The Power of the Incredible Hulk—the ILM Linux Death Star
“Florian Kines, who was also behind OpenEXR, wrote our batch scheduler along with a couple others a long time ago for SGI Irix”, says Hess. “That made use of big iron and desktops. When we started our move to Linux we wanted better resource management.” The first version of ObaQ divided machines by show—not a very efficient utilization of resources.
“Our attempt to replace ObaQ with a centralized resource management system called the IMP Project didn't work out”, says Hess. “We went back to ObaQ, and the Linux port of that took about two weeks. Three or four months ago, Florian decided he was going to fix that so any show could use any machine.” ObaQ is a peer-to-peer (P2P) scheduler system. The advantage of a P2P scheduler is that a scheduler server failure won't knock the entire system off-line. ObaQ2 uses a single machine for global scheduling, but it advises only independent machines running ObaQ. Losing the ObaQ2 server won't bring the entire facility down. There are scheduler system alternatives, such as the popular proprietary product Platform LSF or the open-source Condor and OpenPBS schedulers, but ILM plans to continue to use ObaQ.

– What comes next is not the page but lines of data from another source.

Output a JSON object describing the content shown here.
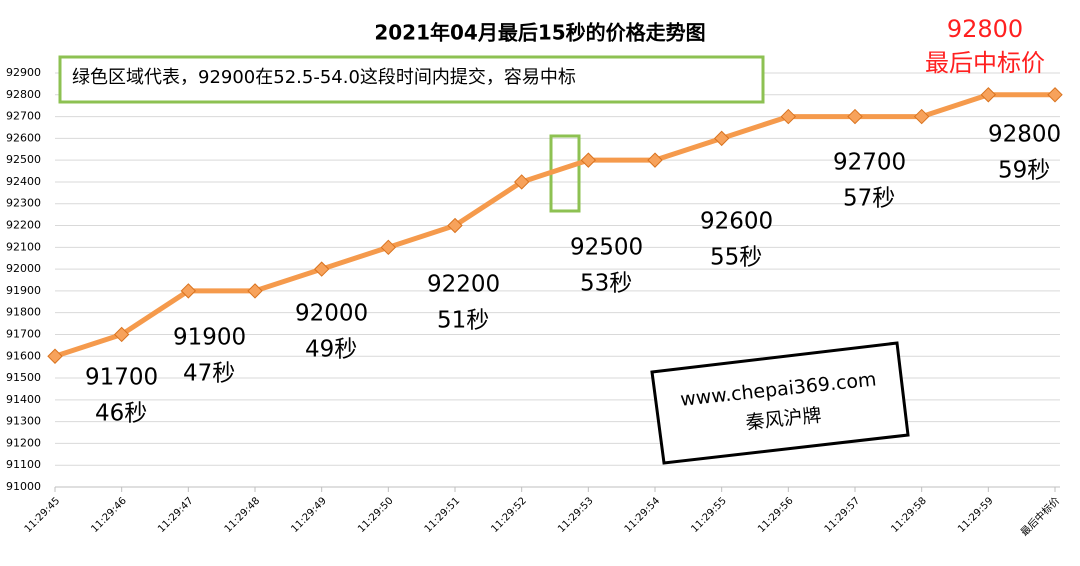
{
  "chart_data": {
    "type": "line",
    "title": "2021年04月最后15秒的价格走势图",
    "categories": [
      "11:29:45",
      "11:29:46",
      "11:29:47",
      "11:29:48",
      "11:29:49",
      "11:29:50",
      "11:29:51",
      "11:29:52",
      "11:29:53",
      "11:29:54",
      "11:29:55",
      "11:29:56",
      "11:29:57",
      "11:29:58",
      "11:29:59",
      "最后中标价"
    ],
    "values": [
      91600,
      91700,
      91900,
      91900,
      92000,
      92100,
      92200,
      92400,
      92500,
      92500,
      92600,
      92700,
      92700,
      92700,
      92800,
      92800
    ],
    "color": "#f59a4c",
    "ylim": [
      91000,
      92900
    ],
    "yticks": [
      91000,
      91100,
      91200,
      91300,
      91400,
      91500,
      91600,
      91700,
      91800,
      91900,
      92000,
      92100,
      92200,
      92300,
      92400,
      92500,
      92600,
      92700,
      92800,
      92900
    ],
    "grid": true,
    "note_box": "绿色区域代表，92900在52.5-54.0这段时间内提交，容易中标",
    "final_label": [
      "92800",
      "最后中标价"
    ],
    "annotations": [
      [
        "91700",
        "46秒"
      ],
      [
        "91900",
        "47秒"
      ],
      [
        "92000",
        "49秒"
      ],
      [
        "92200",
        "51秒"
      ],
      [
        "92500",
        "53秒"
      ],
      [
        "92600",
        "55秒"
      ],
      [
        "92700",
        "57秒"
      ],
      [
        "92800",
        "59秒"
      ]
    ],
    "watermark": [
      "www.chepai369.com",
      "秦风沪牌"
    ]
  }
}
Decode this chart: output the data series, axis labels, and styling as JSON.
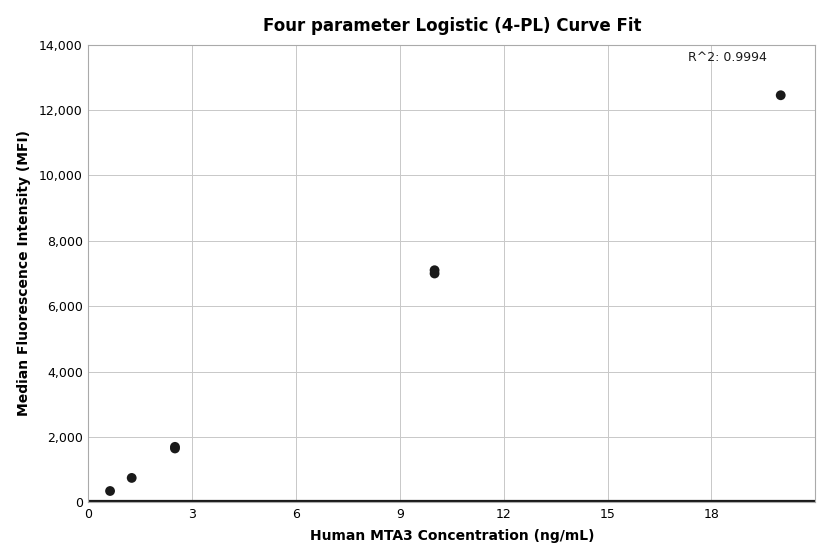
{
  "title": "Four parameter Logistic (4-PL) Curve Fit",
  "xlabel": "Human MTA3 Concentration (ng/mL)",
  "ylabel": "Median Fluorescence Intensity (MFI)",
  "scatter_x": [
    0.625,
    1.25,
    2.5,
    2.5,
    10.0,
    10.0,
    20.0
  ],
  "scatter_y": [
    350,
    750,
    1650,
    1700,
    7000,
    7100,
    12450
  ],
  "r_squared_text": "R^2: 0.9994",
  "r_squared_x": 19.6,
  "r_squared_y": 13400,
  "xlim": [
    0,
    21
  ],
  "ylim": [
    0,
    14000
  ],
  "xticks": [
    0,
    3,
    6,
    9,
    12,
    15,
    18
  ],
  "yticks": [
    0,
    2000,
    4000,
    6000,
    8000,
    10000,
    12000,
    14000
  ],
  "scatter_color": "#1a1a1a",
  "scatter_size": 50,
  "line_color": "#1a1a1a",
  "line_width": 1.6,
  "grid_color": "#c8c8c8",
  "background_color": "#ffffff",
  "title_fontsize": 12,
  "label_fontsize": 10,
  "tick_fontsize": 9,
  "annotation_fontsize": 9,
  "spine_color": "#aaaaaa",
  "four_pl_A": 50,
  "four_pl_B": 1.35,
  "four_pl_C": 55000,
  "four_pl_D": -500
}
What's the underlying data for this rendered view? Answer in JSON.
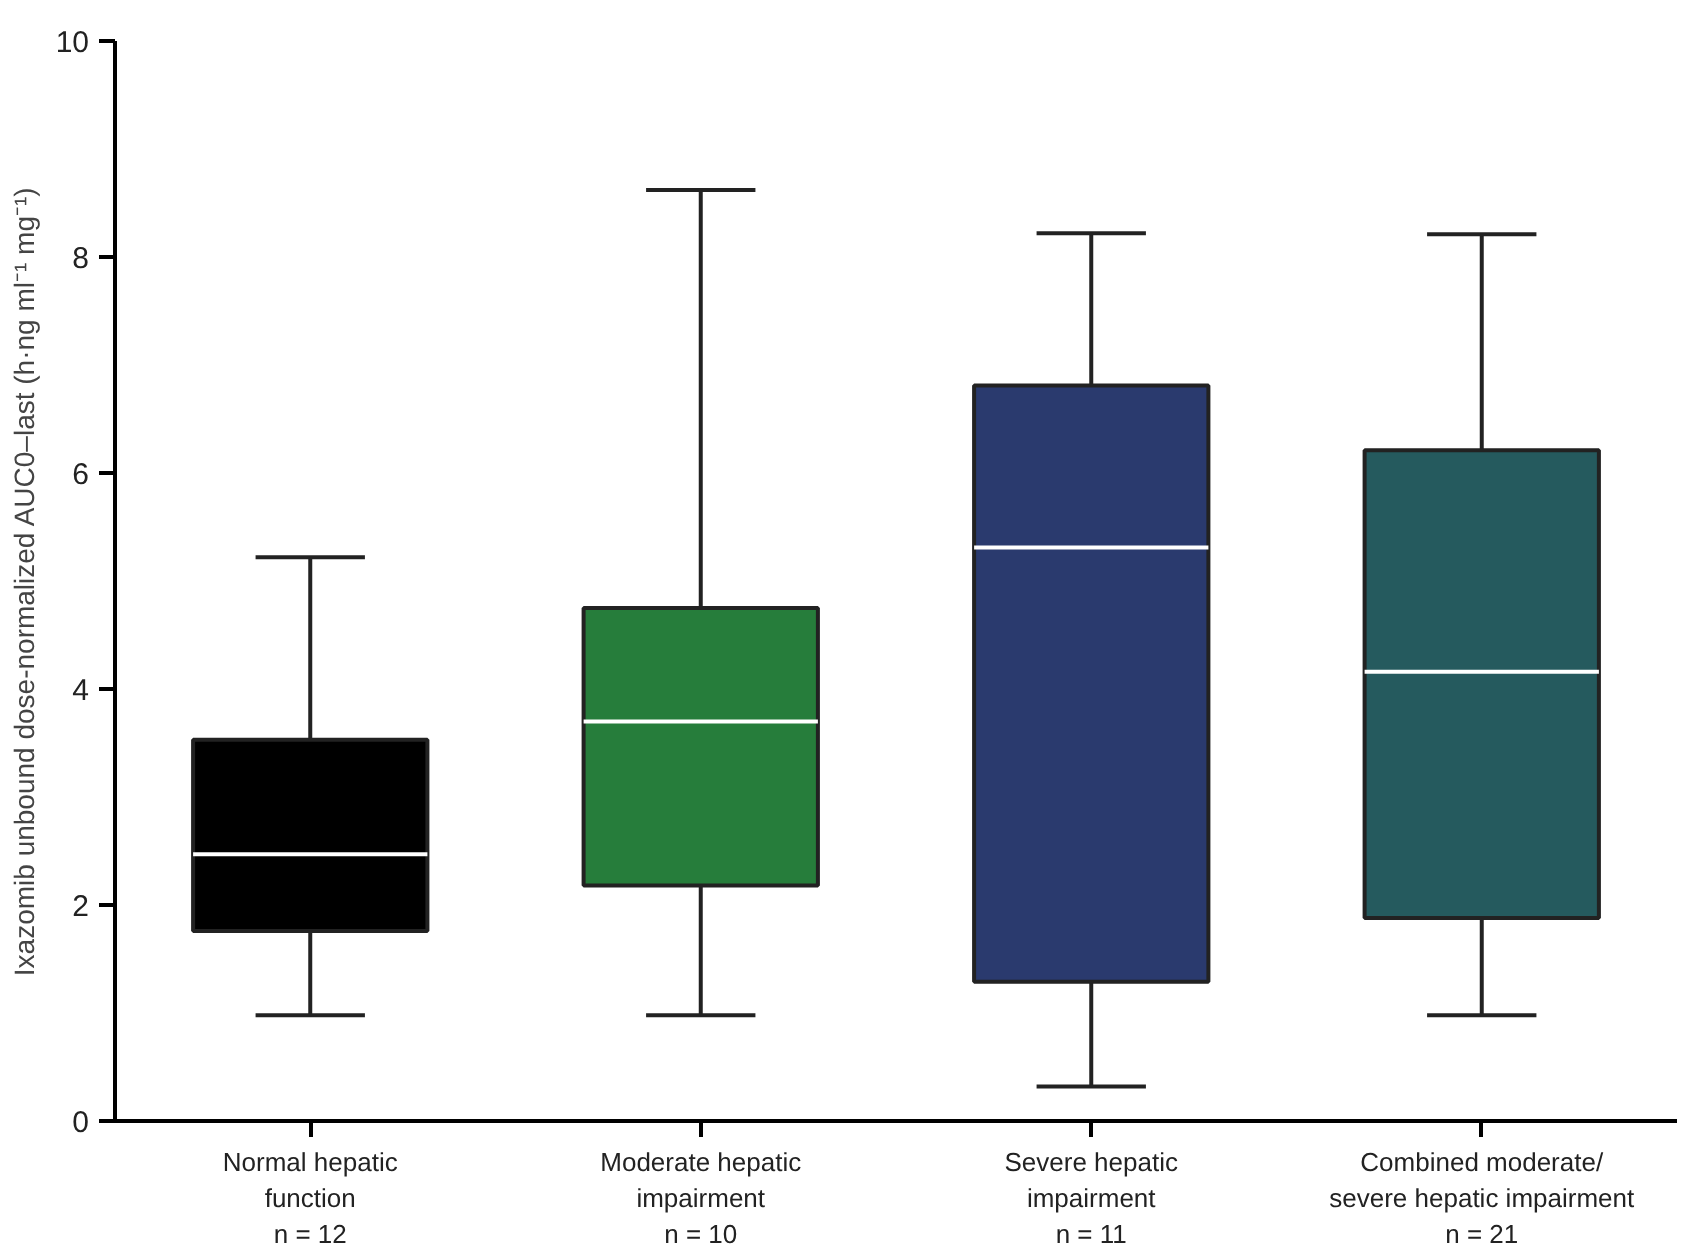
{
  "chart_data": {
    "type": "box",
    "ylabel": "Ixazomib unbound dose-normalized AUC0–last (h·ng ml⁻¹ mg⁻¹)",
    "categories": [
      "Normal hepatic\nfunction\nn = 12",
      "Moderate hepatic\nimpairment\nn = 10",
      "Severe hepatic\nimpairment\nn = 11",
      "Combined moderate/\nsevere hepatic impairment\nn = 21"
    ],
    "colors": [
      "#000000",
      "#267d3b",
      "#2a3a6e",
      "#255a5e"
    ],
    "boxes": [
      {
        "low": 0.98,
        "q1": 1.76,
        "median": 2.47,
        "q3": 3.53,
        "high": 5.22
      },
      {
        "low": 0.98,
        "q1": 2.18,
        "median": 3.7,
        "q3": 4.75,
        "high": 8.62
      },
      {
        "low": 0.32,
        "q1": 1.29,
        "median": 5.31,
        "q3": 6.81,
        "high": 8.22
      },
      {
        "low": 0.98,
        "q1": 1.88,
        "median": 4.16,
        "q3": 6.21,
        "high": 8.21
      }
    ],
    "ylim": [
      0,
      10
    ],
    "yticks": [
      0,
      2,
      4,
      6,
      8,
      10
    ],
    "grid": false
  }
}
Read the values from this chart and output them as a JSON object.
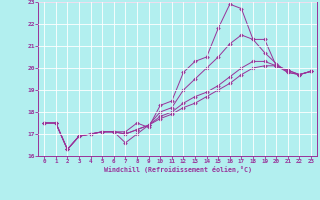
{
  "bg_color": "#b2efef",
  "grid_color": "#ffffff",
  "line_color": "#993399",
  "xlabel": "Windchill (Refroidissement éolien,°C)",
  "xlim": [
    -0.5,
    23.5
  ],
  "ylim": [
    16,
    23
  ],
  "yticks": [
    16,
    17,
    18,
    19,
    20,
    21,
    22,
    23
  ],
  "xticks": [
    0,
    1,
    2,
    3,
    4,
    5,
    6,
    7,
    8,
    9,
    10,
    11,
    12,
    13,
    14,
    15,
    16,
    17,
    18,
    19,
    20,
    21,
    22,
    23
  ],
  "series": [
    [
      17.5,
      17.5,
      16.3,
      16.9,
      17.0,
      17.1,
      17.1,
      17.1,
      17.5,
      17.3,
      18.3,
      18.5,
      19.8,
      20.3,
      20.5,
      21.8,
      22.9,
      22.7,
      21.3,
      21.3,
      20.1,
      19.8,
      19.7,
      19.85
    ],
    [
      17.5,
      17.5,
      16.3,
      16.9,
      17.0,
      17.1,
      17.1,
      16.6,
      17.0,
      17.4,
      18.0,
      18.2,
      19.0,
      19.5,
      20.0,
      20.5,
      21.1,
      21.5,
      21.3,
      20.7,
      20.2,
      19.8,
      19.7,
      19.85
    ],
    [
      17.5,
      17.5,
      16.3,
      16.9,
      17.0,
      17.1,
      17.1,
      17.0,
      17.2,
      17.4,
      17.8,
      18.0,
      18.4,
      18.7,
      18.9,
      19.2,
      19.6,
      20.0,
      20.3,
      20.3,
      20.1,
      19.9,
      19.7,
      19.85
    ],
    [
      17.5,
      17.5,
      16.3,
      16.9,
      17.0,
      17.1,
      17.1,
      17.0,
      17.2,
      17.4,
      17.7,
      17.9,
      18.2,
      18.4,
      18.7,
      19.0,
      19.3,
      19.7,
      20.0,
      20.1,
      20.1,
      19.9,
      19.7,
      19.85
    ]
  ]
}
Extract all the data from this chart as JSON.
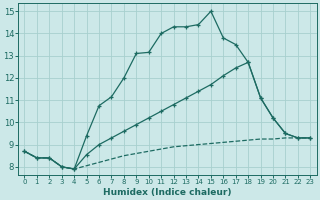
{
  "bg_color": "#cce8e8",
  "grid_color": "#a8d0ce",
  "line_color": "#1d6b62",
  "xlabel": "Humidex (Indice chaleur)",
  "xlim": [
    -0.5,
    23.5
  ],
  "ylim": [
    7.65,
    15.35
  ],
  "xtick_pos": [
    0,
    1,
    2,
    3,
    4,
    5,
    6,
    7,
    8,
    9,
    10,
    11,
    12,
    13,
    14,
    15,
    16,
    17,
    18,
    19,
    20,
    21,
    22,
    23
  ],
  "ytick_pos": [
    8,
    9,
    10,
    11,
    12,
    13,
    14,
    15
  ],
  "line1_x": [
    0,
    1,
    2,
    3,
    4,
    5,
    6,
    7,
    8,
    9,
    10,
    11,
    12,
    13,
    14,
    15,
    16,
    17,
    18,
    19,
    20,
    21,
    22,
    23
  ],
  "line1_y": [
    8.7,
    8.4,
    8.4,
    8.0,
    7.9,
    9.4,
    10.75,
    11.15,
    12.0,
    13.1,
    13.15,
    14.0,
    14.3,
    14.3,
    14.4,
    15.0,
    13.8,
    13.5,
    12.7,
    11.1,
    10.2,
    9.5,
    9.3,
    9.3
  ],
  "line2_x": [
    0,
    1,
    2,
    3,
    4,
    5,
    6,
    7,
    8,
    9,
    10,
    11,
    12,
    13,
    14,
    15,
    16,
    17,
    18,
    19,
    20,
    21,
    22,
    23
  ],
  "line2_y": [
    8.7,
    8.4,
    8.4,
    8.0,
    7.9,
    8.55,
    9.0,
    9.3,
    9.6,
    9.9,
    10.2,
    10.5,
    10.8,
    11.1,
    11.4,
    11.7,
    12.1,
    12.45,
    12.7,
    11.1,
    10.2,
    9.5,
    9.3,
    9.3
  ],
  "line3_x": [
    0,
    1,
    2,
    3,
    4,
    5,
    6,
    7,
    8,
    9,
    10,
    11,
    12,
    13,
    14,
    15,
    16,
    17,
    18,
    19,
    20,
    21,
    22,
    23
  ],
  "line3_y": [
    8.7,
    8.4,
    8.4,
    8.0,
    7.9,
    8.05,
    8.2,
    8.35,
    8.5,
    8.6,
    8.7,
    8.8,
    8.9,
    8.95,
    9.0,
    9.05,
    9.1,
    9.15,
    9.2,
    9.25,
    9.25,
    9.3,
    9.3,
    9.3
  ]
}
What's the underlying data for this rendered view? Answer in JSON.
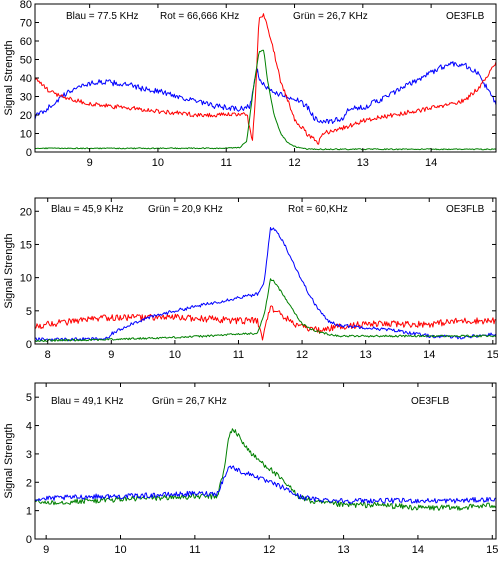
{
  "chart_data": [
    {
      "type": "line",
      "ylabel": "Signal Strength",
      "xlim": [
        8.2,
        14.95
      ],
      "ylim": [
        0,
        80
      ],
      "xticks": [
        9,
        10,
        11,
        12,
        13,
        14
      ],
      "yticks": [
        0,
        10,
        20,
        30,
        40,
        50,
        60,
        70,
        80
      ],
      "annotations": [
        "Blau = 77.5 KHz",
        "Rot = 66,666 KHz",
        "Grün = 26,7 KHz",
        "OE3FLB"
      ],
      "series": [
        {
          "color": "#0000ff",
          "noise": 1.5,
          "x": [
            8.2,
            8.4,
            8.6,
            8.8,
            9.0,
            9.2,
            9.4,
            9.6,
            9.8,
            10.0,
            10.2,
            10.4,
            10.6,
            10.8,
            11.0,
            11.2,
            11.35,
            11.45,
            11.5,
            11.6,
            11.8,
            12.0,
            12.2,
            12.3,
            12.5,
            12.7,
            12.8,
            13.0,
            13.3,
            13.6,
            13.9,
            14.1,
            14.3,
            14.5,
            14.7,
            14.95
          ],
          "y": [
            19,
            24,
            30,
            35,
            37,
            38,
            37,
            36,
            34,
            33,
            31,
            29,
            27,
            25,
            24,
            23,
            25,
            45,
            38,
            34,
            31,
            29,
            24,
            18,
            16,
            18,
            23,
            24,
            29,
            35,
            41,
            45,
            48,
            47,
            42,
            26
          ]
        },
        {
          "color": "#ff0000",
          "noise": 1.2,
          "x": [
            8.2,
            8.4,
            8.6,
            8.8,
            9.0,
            9.2,
            9.5,
            9.8,
            10.0,
            10.3,
            10.6,
            11.0,
            11.3,
            11.38,
            11.42,
            11.48,
            11.55,
            11.65,
            11.8,
            12.0,
            12.2,
            12.35,
            12.4,
            12.6,
            12.8,
            13.0,
            13.3,
            13.6,
            13.9,
            14.2,
            14.5,
            14.7,
            14.95
          ],
          "y": [
            40,
            33,
            30,
            28,
            26,
            25,
            24,
            23,
            22,
            21,
            20,
            20,
            21,
            5,
            25,
            72,
            74,
            62,
            38,
            18,
            9,
            5,
            10,
            12,
            14,
            17,
            19,
            21,
            23,
            25,
            28,
            35,
            48
          ]
        },
        {
          "color": "#008000",
          "noise": 0.3,
          "x": [
            8.2,
            9.0,
            10.0,
            10.8,
            11.0,
            11.2,
            11.3,
            11.4,
            11.48,
            11.55,
            11.6,
            11.7,
            11.8,
            11.9,
            12.0,
            12.1,
            12.2,
            13.0,
            14.0,
            14.95
          ],
          "y": [
            2,
            2,
            2,
            2,
            2,
            2.5,
            6,
            35,
            54,
            55,
            40,
            20,
            10,
            5,
            3,
            2,
            1.5,
            1.5,
            1.5,
            1.5
          ]
        }
      ]
    },
    {
      "type": "line",
      "ylabel": "Signal Strength",
      "xlim": [
        7.8,
        15.05
      ],
      "ylim": [
        0,
        22
      ],
      "xticks": [
        8,
        9,
        10,
        11,
        12,
        13,
        14,
        15
      ],
      "yticks": [
        0,
        5,
        10,
        15,
        20
      ],
      "annotations": [
        "Blau =  45,9 KHz",
        "Grün = 20,9 KHz",
        "Rot = 60,KHz",
        "OE3FLB"
      ],
      "series": [
        {
          "color": "#ff0000",
          "noise": 0.5,
          "x": [
            7.8,
            8.0,
            8.5,
            9.0,
            9.5,
            10.0,
            10.5,
            11.0,
            11.3,
            11.38,
            11.42,
            11.5,
            11.6,
            11.8,
            12.0,
            12.3,
            12.5,
            13.0,
            13.5,
            14.0,
            14.5,
            15.05
          ],
          "y": [
            2.5,
            3,
            3.5,
            4,
            4,
            4,
            3.8,
            3.5,
            3.5,
            0.5,
            3,
            5.5,
            5,
            3.5,
            2.5,
            2,
            2.5,
            3,
            3,
            3,
            3.5,
            3.5
          ]
        },
        {
          "color": "#0000ff",
          "noise": 0.25,
          "x": [
            7.8,
            8.5,
            8.95,
            9.0,
            9.3,
            9.6,
            10.0,
            10.5,
            11.0,
            11.3,
            11.4,
            11.45,
            11.5,
            11.6,
            11.7,
            11.8,
            12.0,
            12.2,
            12.4,
            12.6,
            13.0,
            13.5,
            14.0,
            14.5,
            15.05
          ],
          "y": [
            0.7,
            0.7,
            0.8,
            1.5,
            3,
            4,
            5,
            6,
            7,
            7.5,
            9,
            13,
            17.5,
            17,
            15.5,
            13.5,
            9.5,
            6,
            3.5,
            2.8,
            2.5,
            2,
            1.2,
            1,
            1.5
          ]
        },
        {
          "color": "#008000",
          "noise": 0.15,
          "x": [
            7.8,
            8.5,
            9.0,
            10.0,
            10.5,
            11.0,
            11.3,
            11.42,
            11.5,
            11.55,
            11.7,
            11.9,
            12.0,
            12.2,
            12.4,
            12.6,
            13.0,
            14.0,
            15.05
          ],
          "y": [
            0.5,
            0.6,
            0.7,
            1,
            1.2,
            1.5,
            1.6,
            5,
            9.8,
            9.5,
            7.5,
            4.5,
            3,
            2,
            1.5,
            1.2,
            1.2,
            1.2,
            1.2
          ]
        }
      ]
    },
    {
      "type": "line",
      "ylabel": "Signal Strength",
      "xlim": [
        8.85,
        15.05
      ],
      "ylim": [
        0,
        5.5
      ],
      "xticks": [
        9,
        10,
        11,
        12,
        13,
        14,
        15
      ],
      "yticks": [
        0,
        1,
        2,
        3,
        4,
        5
      ],
      "annotations": [
        "Blau = 49,1 KHz",
        "Grün = 26,7 KHz",
        "OE3FLB"
      ],
      "series": [
        {
          "color": "#008000",
          "noise": 0.1,
          "x": [
            8.85,
            9.2,
            9.6,
            10.0,
            10.5,
            11.0,
            11.3,
            11.4,
            11.45,
            11.5,
            11.6,
            11.7,
            11.8,
            11.9,
            12.0,
            12.2,
            12.4,
            12.6,
            13.0,
            13.5,
            14.0,
            14.5,
            15.05
          ],
          "y": [
            1.3,
            1.3,
            1.35,
            1.4,
            1.45,
            1.5,
            1.5,
            2.5,
            3.5,
            3.9,
            3.6,
            3.2,
            2.9,
            2.7,
            2.5,
            2.0,
            1.5,
            1.3,
            1.2,
            1.2,
            1.1,
            1.1,
            1.2
          ]
        },
        {
          "color": "#0000ff",
          "noise": 0.09,
          "x": [
            8.85,
            9.2,
            9.6,
            10.0,
            10.5,
            11.0,
            11.3,
            11.4,
            11.45,
            11.5,
            11.6,
            11.7,
            11.8,
            11.9,
            12.0,
            12.2,
            12.4,
            12.6,
            13.0,
            13.5,
            14.0,
            14.5,
            15.05
          ],
          "y": [
            1.4,
            1.45,
            1.5,
            1.5,
            1.55,
            1.6,
            1.6,
            2.2,
            2.5,
            2.55,
            2.4,
            2.3,
            2.25,
            2.1,
            2.0,
            1.8,
            1.5,
            1.4,
            1.35,
            1.35,
            1.35,
            1.35,
            1.4
          ]
        }
      ]
    }
  ]
}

SGI had added functionality in the IRIX kernel for process monitoring, such as CPU time and temp space. Those values determine how ILM machine time gets charged back by central accounting to projects. ILM discovered the Linux /proc filesystem didn't provide all those statistics or created excessive overhead, and that it couldn't support ObaQ without changes.
“Florian asked me to address some of the Linux kernel issues”, says Hess. “For one thing, Linux provides no way to tell if something is a thread or a process. In ps, every thread shows as a separate process.” Some jobs, such as Mental Ray, can run multiple threads per frame in parallel. Linux top or ps shows each thread using 1GB RAM, but that's shared memory being counted twice. Linux also couldn't tell which job is opening temporary files. ObaQ needs to know that in order to clean up temporary files if it kills a job.
Hess created a Linux kernel module to trap opens, forks, clones, vforks, exits and renames, to make accurate statistics possible. The kernel module does most of work, but the hooked calls should ignore any job not being run by ObaQ. To do that required hacking the kernel. “I used one of the unused bits in the ptrace flag”, says Hess. “Every x86 job has a 32-bit ptrace vector. As of 2.4.20, 10 bits are used to indicate ptrace modes, such as single step. Sometime last year Linux or glibc changed how the ptrace flag works so it clears on fork. I found all places the kernel clears those bits and keep bit 32.” Hess says the OPROFILE feature in the 2.5 kernel has enhanced accounting facilities, so his hack might not be needed in 2.5. Commandeering an unused bit in the ptrace flag was a quick hack to mark jobs as being ObaQ tasks. “This is one of the great things about Linux”, says Hess. “Because we had the source, we could make this change ourselves, and very quickly. No third-party vendor had to be involved to do custom engineering, as in the IRIX case.”
“Now that we have all this firepower in the renderfarm it can overwhelm any file server”, says Thompson. “In The Hulk we have these nuclear explosion renders that are really crunchy—causing major grief for us lately. It is easy for an artist to proc-up a render [add more processors to a task] to the point that it brings a file server to its knees. We're doling out 700 times the data we used to!”
ILM uses a Sun T3 disk array to serve NFS. Adopting Linux as an NFS client presented a number of problems when brought on-line a year and a half ago. Due to a Linux NFS UDP-packets-out-of-order bug (fixed in 2.4.18), after a couple hours the Sun Solaris server would spin up to 100% and be dragged down. Sun came to the rescue with a proprietary Solaris kernel module and IP stack patch to work around the Linux bug.
A nagging issue from choosing Linux NFS UDP is no flow control. “When we get into hot spot problems on file servers, the renderfarm makes a denial-of-service attack on our file servers”, says Thompson. “We're going to try TCP NFS on a Linux client again, now that it's a year and a half later. We'll start testing that next week.” TCP adds about 5% overhead.
ILM is scaling up, from about 20TB of file server storage now to double that next year. “For Star Wars Episode III we're going to double the size of our renderfarm”, says Thompson. “We can do that by ordering another 3,000 nodes from RackSaver—but that could destroy our file servers.” Thompson plans to head off that NFS server meltdown by going to a clustered file server—Sistina GFS or something like that. File serving isn't limited to only within the ILM facility.